Por Redação 05/04/2025, às 07h07 - Atualizado 04/04/2025 às 17h04

Um estudo recente do Instituto de Pesquisa Econômica Aplicada (Ipea) atribui o elevado índice de informalidade no Brasil à queda na capacidade de fiscalização do Estado. A nota técnica, intitulada “Crescimento sem formalização do trabalho: déficit de capacidade fiscalizatória e necessidade de recomposição da burocracia especializada”, alerta que a estrutura atual do Ministério do Trabalho e Emprego (MTE) não é suficiente para garantir o cumprimento das leis trabalhistas.

Apesar de o desemprego estar em queda — com a taxa atingindo 6,6% em 2024, o menor nível desde 2012 —, a informalidade alcançou 31,77%, o maior índice da última década. Segundo o Ipea, esse cenário se deve, em grande parte, à redução do número de auditores fiscais do trabalho, responsáveis por fiscalizar o cumprimento da legislação.

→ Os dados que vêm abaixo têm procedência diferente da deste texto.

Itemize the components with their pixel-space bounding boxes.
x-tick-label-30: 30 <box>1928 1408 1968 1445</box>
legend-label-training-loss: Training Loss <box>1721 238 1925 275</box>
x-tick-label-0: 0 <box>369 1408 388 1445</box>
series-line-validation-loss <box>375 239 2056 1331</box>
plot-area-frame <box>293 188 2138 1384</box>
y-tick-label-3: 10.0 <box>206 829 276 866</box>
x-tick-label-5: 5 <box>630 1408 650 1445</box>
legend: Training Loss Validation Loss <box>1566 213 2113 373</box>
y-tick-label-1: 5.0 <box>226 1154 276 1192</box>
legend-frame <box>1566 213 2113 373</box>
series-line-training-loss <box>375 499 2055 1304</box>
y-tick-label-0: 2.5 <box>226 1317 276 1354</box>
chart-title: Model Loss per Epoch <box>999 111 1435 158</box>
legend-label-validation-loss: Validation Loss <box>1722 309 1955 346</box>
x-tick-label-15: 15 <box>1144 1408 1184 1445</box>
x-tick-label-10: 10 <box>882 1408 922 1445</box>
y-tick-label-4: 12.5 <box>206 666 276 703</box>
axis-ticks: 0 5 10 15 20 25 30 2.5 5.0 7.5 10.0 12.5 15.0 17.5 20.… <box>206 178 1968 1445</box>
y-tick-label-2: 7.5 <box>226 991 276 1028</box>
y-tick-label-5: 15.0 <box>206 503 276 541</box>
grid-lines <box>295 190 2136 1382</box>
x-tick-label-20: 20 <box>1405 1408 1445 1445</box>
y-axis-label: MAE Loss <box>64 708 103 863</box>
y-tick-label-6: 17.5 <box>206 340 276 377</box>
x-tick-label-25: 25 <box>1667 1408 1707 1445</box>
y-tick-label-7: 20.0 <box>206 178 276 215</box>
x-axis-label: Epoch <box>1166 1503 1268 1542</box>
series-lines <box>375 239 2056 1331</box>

Entre 2012 e 2024, enquanto o número de trabalhadores assalariados cresceu 11,4%, o de auditores fiscais caiu 34,1%. Com isso, a proporção de trabalhadores por auditor saltou de 19 mil para mais de 34 mil — muito acima da recomendação da Organização Internacional do Trabalho (OIT), que indica o ideal de 10 a 15 mil por auditor.

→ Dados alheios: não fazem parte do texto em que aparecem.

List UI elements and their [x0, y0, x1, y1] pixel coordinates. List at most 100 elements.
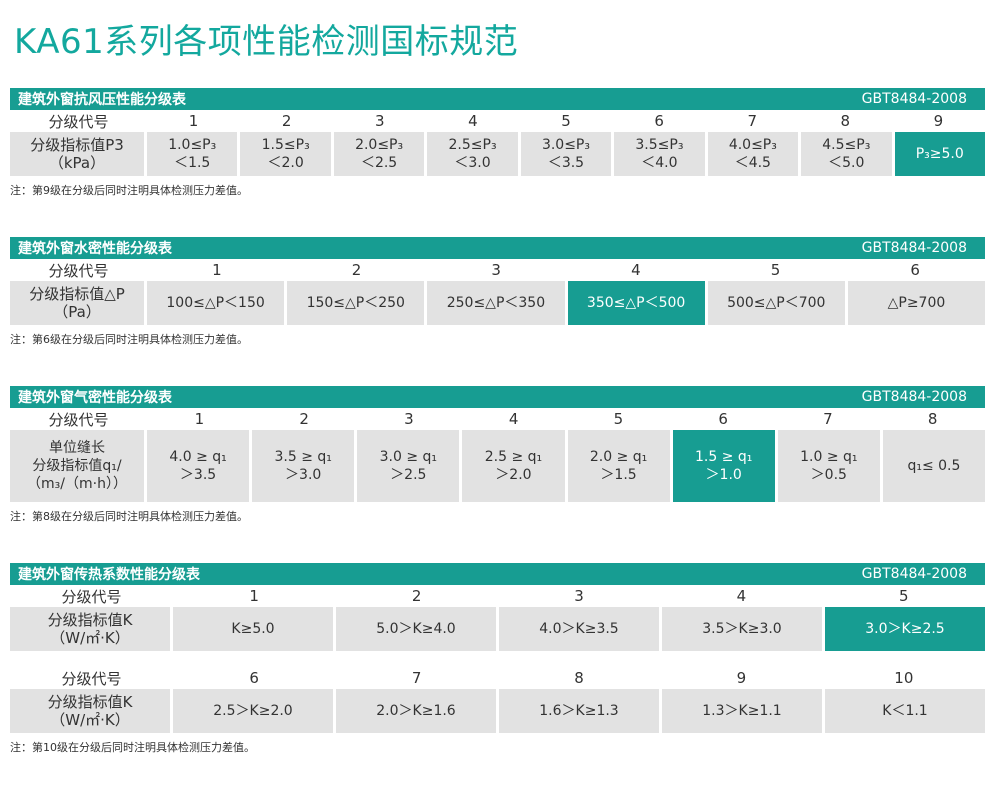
grade-code: 5: [899, 587, 909, 605]
grade-index-cell: 3.0 ≥ q₁ ＞2.5: [357, 430, 460, 502]
grade-index-cell: 3.5≤P₃ ＜4.0: [614, 132, 705, 176]
cell-text: K＜1.1: [882, 703, 928, 719]
grade-index-cell: K≥5.0: [173, 607, 333, 651]
grade-index-cells: 4.0 ≥ q₁ ＞3.5 3.5 ≥ q₁ ＞3.0 3.0 ≥ q₁ ＞2.5 2.5 …: [147, 430, 985, 502]
cell-text: 350≤△P＜500: [586, 295, 686, 311]
grade-code: 3: [491, 261, 501, 279]
grade-index-cell: △P≥700: [847, 281, 986, 325]
cell-text-line: ＜3.5: [547, 155, 585, 171]
cell-text-line: 2.0 ≥ q₁: [589, 449, 648, 465]
grade-code: 1: [212, 261, 222, 279]
grade-index-cell: 3.5 ≥ q₁ ＞3.0: [252, 430, 355, 502]
section-title: 建筑外窗抗风压性能分级表: [18, 92, 186, 108]
grade-index-row: 分级指标值K （W/㎡·K） 2.5＞K≥2.0 2.0＞K≥1.6 1.6＞K≥1…: [10, 689, 985, 733]
standard-code: GBT8484-2008: [861, 389, 967, 405]
grade-codes: 1 2 3 4 5 6 7 8: [147, 410, 985, 428]
grade-index-cell: 2.5≤P₃ ＜3.0: [427, 132, 518, 176]
grade-code-row: 分级代号 6 7 8 9 10: [10, 667, 985, 689]
grade-code: 8: [574, 669, 584, 687]
grade-code-row: 分级代号 1 2 3 4 5 6 7 8: [10, 408, 985, 430]
grade-codes: 1 2 3 4 5 6 7 8 9: [147, 112, 985, 130]
cell-text-line: 4.0≤P₃: [728, 137, 777, 153]
cell-text: 1.3＞K≥1.1: [702, 703, 782, 719]
standard-code: GBT8484-2008: [861, 566, 967, 582]
footnote: 注：第10级在分级后同时注明具体检测压力差值。: [10, 741, 255, 754]
standard-code: GBT8484-2008: [861, 240, 967, 256]
grade-codes: 1 2 3 4 5 6: [147, 261, 985, 279]
grade-index-cell: 3.5＞K≥3.0: [662, 607, 822, 651]
grade-code: 1: [249, 587, 259, 605]
grade-code: 3: [375, 112, 385, 130]
grade-code: 6: [249, 669, 259, 687]
grade-code: 7: [747, 112, 757, 130]
cell-text: △P≥700: [887, 295, 946, 311]
cell-text-line: ＞1.5: [600, 467, 637, 483]
grade-code-label: 分级代号: [61, 669, 122, 688]
grade-index-cell-highlighted: P₃≥5.0: [894, 132, 985, 176]
grade-code: 1: [188, 112, 199, 130]
grade-code-row: 分级代号 1 2 3 4 5 6 7 8 9: [10, 110, 985, 132]
standard-code: GBT8484-2008: [861, 91, 967, 107]
cell-text: K≥5.0: [231, 621, 275, 637]
grade-index-cell: 2.0 ≥ q₁ ＞1.5: [567, 430, 670, 502]
grade-code: 7: [411, 669, 422, 687]
water-tightness-section: 建筑外窗水密性能分级表 GBT8484-2008 分级代号 1 2 3 4 5 6 分级指…: [10, 237, 986, 347]
cell-text: 150≤△P＜250: [306, 295, 405, 311]
grade-index-row: 分级指标值△P （Pa） 100≤△P＜150 150≤△P＜250 250≤△P＜…: [10, 281, 986, 325]
cell-text-line: 2.5 ≥ q₁: [484, 449, 543, 465]
cell-text-line: ＞1.0: [705, 467, 742, 483]
cell-text-line: ＞2.5: [390, 467, 427, 483]
wind-pressure-section: 建筑外窗抗风压性能分级表 GBT8484-2008 分级代号 1 2 3 4 5 6 7 8 9…: [10, 88, 985, 198]
cell-text: 500≤△P＜700: [727, 295, 826, 311]
grade-index-cell-highlighted: 3.0＞K≥2.5: [825, 607, 985, 651]
grade-code-label: 分级代号: [48, 410, 109, 429]
grade-code: 10: [894, 669, 914, 687]
cell-text: 3.5＞K≥3.0: [702, 621, 782, 637]
grade-index-cell: 2.0＞K≥1.6: [336, 689, 496, 733]
grade-index-cell: 4.0 ≥ q₁ ＞3.5: [147, 430, 250, 502]
cell-text-line: ＜5.0: [828, 155, 865, 171]
index-unit-line: （kPa）: [48, 154, 106, 172]
grade-index-cell-highlighted: 350≤△P＜500: [567, 281, 705, 325]
grade-index-cell: 2.5＞K≥2.0: [173, 689, 333, 733]
cell-text: 2.0＞K≥1.6: [376, 703, 456, 719]
grade-code: 5: [561, 112, 571, 130]
grade-index-cell: 1.0 ≥ q₁ ＞0.5: [777, 430, 880, 502]
grade-index-label: 分级指标值△P （Pa）: [10, 281, 144, 325]
grade-code: 2: [411, 587, 422, 605]
cell-text: 1.6＞K≥1.3: [539, 703, 619, 719]
cell-text-line: 1.5≤P₃: [261, 137, 310, 153]
index-unit-line: （W/㎡·K）: [50, 711, 130, 729]
cell-text-line: ＜1.5: [174, 155, 211, 171]
grade-code: 2: [281, 112, 292, 130]
section-title: 建筑外窗气密性能分级表: [18, 390, 172, 406]
grade-code: 6: [718, 410, 728, 428]
grade-index-row: 分级指标值K （W/㎡·K） K≥5.0 5.0＞K≥4.0 4.0＞K≥3.5 3.…: [10, 607, 985, 651]
grade-code: 9: [933, 112, 944, 130]
grade-index-cell: 1.6＞K≥1.3: [499, 689, 659, 733]
cell-text-line: ＜2.5: [360, 155, 398, 171]
section-title: 建筑外窗水密性能分级表: [18, 241, 172, 257]
grade-index-label: 分级指标值K （W/㎡·K）: [10, 689, 170, 733]
grade-code: 8: [927, 410, 938, 428]
grade-index-cell: q₁≤ 0.5: [882, 430, 985, 502]
index-label-line: 分级指标值K: [47, 611, 133, 629]
grade-index-cell: 250≤△P＜350: [427, 281, 565, 325]
cell-text-line: 2.5≤P₃: [448, 137, 497, 153]
index-unit-line: （m₃/（m·h））: [27, 476, 127, 492]
section-header: 建筑外窗抗风压性能分级表 GBT8484-2008: [10, 88, 985, 110]
grade-index-cell: 1.5≤P₃ ＜2.0: [240, 132, 331, 176]
cell-text-line: 2.0≤P₃: [355, 137, 404, 153]
cell-text-line: ＞3.5: [179, 467, 217, 483]
cell-text-line: ＜4.5: [734, 155, 771, 171]
grade-code-label: 分级代号: [48, 261, 109, 280]
cell-text-line: 4.0 ≥ q₁: [169, 449, 227, 465]
grade-code: 7: [823, 410, 833, 428]
grade-code: 4: [736, 587, 747, 605]
index-unit-line: （W/㎡·K）: [50, 629, 130, 647]
grade-code: 2: [299, 410, 309, 428]
cell-text-line: 3.5≤P₃: [635, 137, 684, 153]
index-label-line: 分级指标值q₁/: [32, 458, 122, 474]
cell-text-line: 4.5≤P₃: [822, 137, 871, 153]
grade-code: 4: [468, 112, 478, 130]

De acordo com o autor do estudo, Felipe Pateo, a atuação dos auditores tem impacto direto na formalização: além de forçar empregadores a assinarem carteiras após autuações, sua presença cria um efeito preventivo. No entanto, esse efeito vem diminuindo. A probabilidade de um estabelecimento com empregados ser fiscalizado caiu de 11,3% em 2017 para apenas 3,8% em 2023.

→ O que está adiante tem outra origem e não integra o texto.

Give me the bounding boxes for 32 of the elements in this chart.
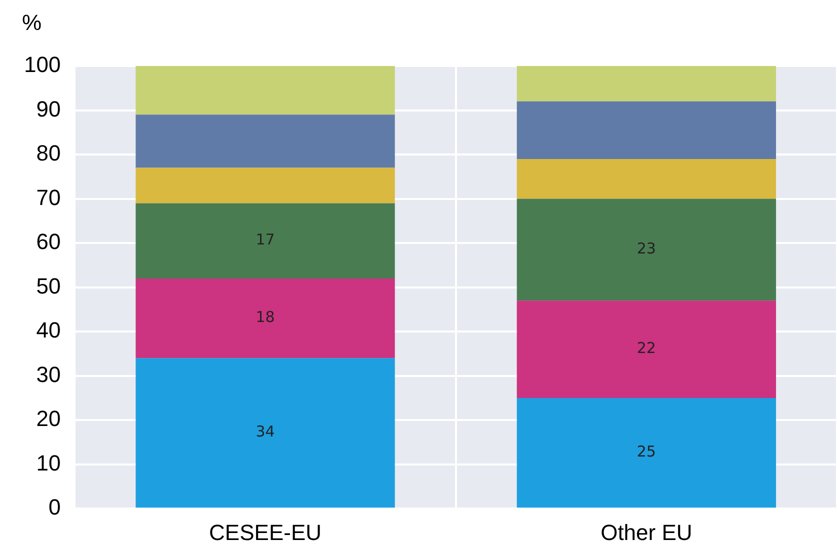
bar bbox=[136, 358, 395, 508]
data-label: 17 bbox=[256, 230, 275, 249]
y-tick-label: 70 bbox=[36, 184, 61, 210]
x-tick-label: Other EU bbox=[600, 520, 692, 545]
y-axis-title: % bbox=[22, 10, 42, 36]
bar bbox=[136, 278, 395, 358]
data-label: 22 bbox=[636, 339, 656, 358]
bar bbox=[516, 300, 776, 398]
y-tick-label: 10 bbox=[36, 450, 61, 476]
data-label: 34 bbox=[256, 422, 275, 441]
data-label: 23 bbox=[636, 240, 656, 258]
bar bbox=[516, 398, 776, 508]
bar bbox=[516, 198, 776, 301]
y-tick-label: 30 bbox=[36, 362, 61, 387]
y-tick-label: 90 bbox=[36, 96, 61, 122]
bar bbox=[516, 66, 776, 102]
y-tick-label: 60 bbox=[36, 229, 61, 254]
bar bbox=[136, 168, 395, 204]
y-tick-label: 50 bbox=[36, 273, 61, 298]
bar bbox=[516, 158, 776, 199]
y-tick-label: 40 bbox=[36, 318, 61, 343]
x-tick-label: CESEE-EU bbox=[209, 520, 322, 545]
y-tick-label: 80 bbox=[36, 140, 61, 166]
bar bbox=[136, 203, 395, 278]
y-tick-label: 100 bbox=[24, 52, 61, 78]
data-label: 18 bbox=[256, 308, 275, 326]
bar bbox=[136, 114, 395, 168]
bar bbox=[136, 66, 395, 115]
y-tick-label: 20 bbox=[36, 406, 61, 432]
bar bbox=[516, 101, 776, 159]
data-label: 25 bbox=[636, 442, 656, 461]
y-tick-label: 0 bbox=[48, 494, 61, 520]
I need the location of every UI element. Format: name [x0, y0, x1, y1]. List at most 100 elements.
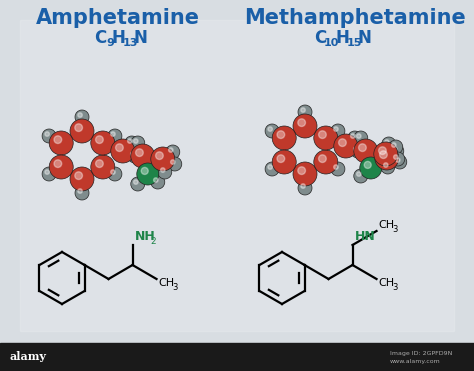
Circle shape [166, 145, 180, 159]
Circle shape [393, 155, 407, 169]
Circle shape [356, 172, 361, 176]
Circle shape [49, 155, 73, 179]
Circle shape [42, 129, 56, 143]
Text: Image ID: 2GPFD9N: Image ID: 2GPFD9N [390, 351, 452, 355]
Text: www.alamy.com: www.alamy.com [390, 358, 441, 364]
Text: 13: 13 [122, 38, 137, 48]
Text: C: C [94, 29, 106, 47]
Circle shape [96, 160, 103, 167]
Circle shape [354, 169, 368, 183]
Text: HN: HN [355, 230, 375, 243]
Text: Amphetamine: Amphetamine [36, 8, 200, 28]
Circle shape [389, 140, 403, 154]
Circle shape [360, 157, 382, 179]
Circle shape [136, 149, 143, 157]
Circle shape [314, 126, 338, 150]
Circle shape [338, 139, 346, 147]
Circle shape [298, 119, 305, 127]
Circle shape [298, 105, 312, 119]
Circle shape [108, 129, 122, 143]
Text: 15: 15 [346, 38, 362, 48]
Circle shape [298, 181, 312, 195]
Circle shape [49, 131, 73, 155]
Circle shape [116, 144, 123, 151]
Circle shape [277, 131, 285, 138]
Circle shape [137, 163, 159, 185]
Circle shape [128, 149, 142, 163]
Text: H: H [335, 29, 349, 47]
Circle shape [91, 131, 115, 155]
Circle shape [169, 148, 173, 152]
Circle shape [96, 136, 103, 144]
Circle shape [392, 143, 396, 147]
Circle shape [384, 140, 389, 144]
Circle shape [45, 170, 49, 174]
Circle shape [42, 167, 56, 181]
Circle shape [334, 134, 358, 158]
Circle shape [171, 160, 175, 164]
Circle shape [75, 124, 82, 131]
Circle shape [319, 155, 326, 162]
Circle shape [125, 136, 139, 150]
Circle shape [75, 172, 82, 180]
Circle shape [130, 152, 135, 156]
Circle shape [141, 167, 148, 174]
Circle shape [301, 108, 305, 112]
Circle shape [348, 131, 362, 145]
Circle shape [351, 134, 355, 138]
Circle shape [75, 186, 89, 200]
Circle shape [78, 189, 82, 193]
Circle shape [382, 137, 396, 151]
Circle shape [131, 177, 145, 191]
Text: 3: 3 [392, 282, 398, 292]
Text: 3: 3 [392, 224, 398, 233]
Text: alamy: alamy [10, 351, 47, 362]
Circle shape [272, 126, 296, 150]
Circle shape [131, 136, 145, 150]
Circle shape [70, 167, 94, 191]
Circle shape [374, 142, 398, 166]
Circle shape [134, 180, 138, 184]
Circle shape [75, 110, 89, 124]
Circle shape [111, 139, 135, 163]
Text: H: H [111, 29, 125, 47]
Circle shape [375, 146, 399, 170]
Text: 2: 2 [151, 236, 156, 246]
Circle shape [111, 170, 115, 174]
Circle shape [293, 114, 317, 138]
Circle shape [301, 184, 305, 188]
Text: CH: CH [379, 220, 395, 230]
Circle shape [331, 162, 345, 176]
Circle shape [331, 124, 345, 138]
Bar [0, 343, 474, 371]
Circle shape [111, 132, 115, 136]
Circle shape [277, 155, 285, 162]
Circle shape [359, 144, 366, 151]
Circle shape [45, 132, 49, 136]
Circle shape [268, 127, 273, 131]
Circle shape [272, 150, 296, 174]
Circle shape [161, 168, 165, 172]
Circle shape [54, 160, 62, 167]
Text: 3: 3 [173, 282, 178, 292]
Text: CH: CH [379, 278, 395, 288]
Circle shape [334, 127, 338, 131]
Text: Methamphetamine: Methamphetamine [244, 8, 466, 28]
Circle shape [383, 163, 388, 167]
Circle shape [70, 119, 94, 143]
Circle shape [379, 147, 386, 154]
Circle shape [314, 150, 338, 174]
Circle shape [396, 158, 400, 162]
Circle shape [131, 144, 155, 168]
Circle shape [354, 147, 358, 151]
Circle shape [78, 113, 82, 117]
Circle shape [151, 147, 175, 171]
Circle shape [108, 167, 122, 181]
Circle shape [364, 161, 371, 168]
Text: 10: 10 [323, 38, 339, 48]
Text: N: N [357, 29, 371, 47]
Text: C: C [314, 29, 326, 47]
Circle shape [390, 144, 404, 158]
Circle shape [155, 152, 163, 160]
Circle shape [334, 165, 338, 169]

O Ipea calcula que a convocação dos 1.800 aprovados no Concurso Público Nacional Unificado — dos quais apenas 900 foram chamados até agora — pode gerar um aumento de arrecadação da ordem de R$ 879 milhões por ano, entre contribuições previdenciárias e multas. O custo para manter esses profissionais seria de R$ 560 milhões anuais, o que tornaria o investimento compensador do ponto de vista fiscal.

A nota técnica conclui que restrições orçamentárias não devem impedir a recomposição do quadro de auditores fiscais do trabalho, por se tratar de uma ação com retorno direto tanto na arrecadação quanto na garantia dos direitos trabalhistas.